Gesundes Altern, und damit das Erleben von Langlebigkeit, ist zudem ein vielfältiges Phänomen. Ältere Menschen, z. B. ab 65 Jahren betrachtet, sind eine sehr heterogene Gruppe und durchleben eine sehr vielfältige weitere Lebenszeit mit unterschiedlichen Phasen. Viel zu häufig wird diese Vielfalt reduziert auf «65+», auf Verluste und Defizite. Engstirnig und lernunfähig, langsam aber weise, freundlich verhuscht und digital völlig unbedarft. Diese Form der Altersbilder prägt viele aktuelle Bemühungen, dem Altern und dem Tod ein Schnippchen zu schlagen. Und doch sind es gerade positive Altersbilder, die einen empirisch gut belegten förderlichen Einfluss auf diverse Gesundheitsparameter haben – und sogar zu Langlebigkeit führen können.

Kultur des Alterns

Der bekannte Berliner Altersforscher Paul Baltes hat den Begriff einer «Kultur des Alterns» geprägt und damit Bezug genommen auf die Notwendigkeit, Rahmenbedingungen für ein möglichst gutes Altern zu schaffen, auch im stärker vulnerablen sogenannten vierten Alter.
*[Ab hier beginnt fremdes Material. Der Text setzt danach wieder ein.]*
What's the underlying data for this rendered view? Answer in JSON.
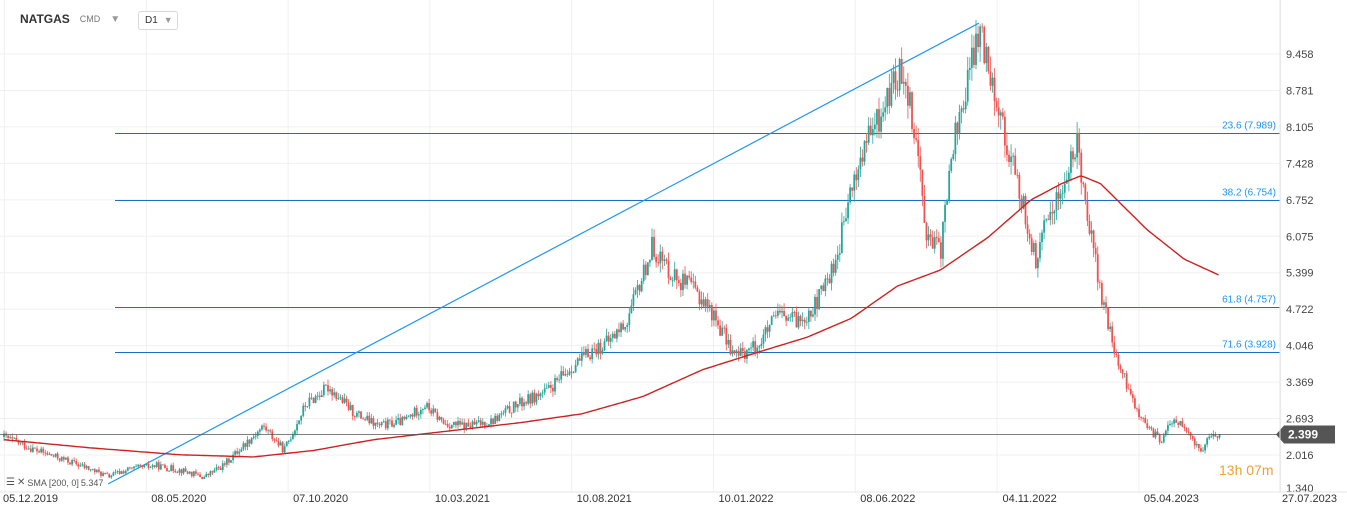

Dies bedeutet gerade nicht, das Altern mit allen Mitteln aufhalten oder sogar umkehren zu wollen, sondern neben präventiven Massnahmen, die systemisch statt nur im Klein-Klein wirken könnten und vielen Menschen zugutekommen, auch MIT altersbedingten Verlusten umgehen zu lernen. Mir scheint, dass wir diese Kultur des Alterns in einem Diskurs zur (gesunden) Langlebigkeit ganz unbedingt wieder in den Vordergrund stellen sollten.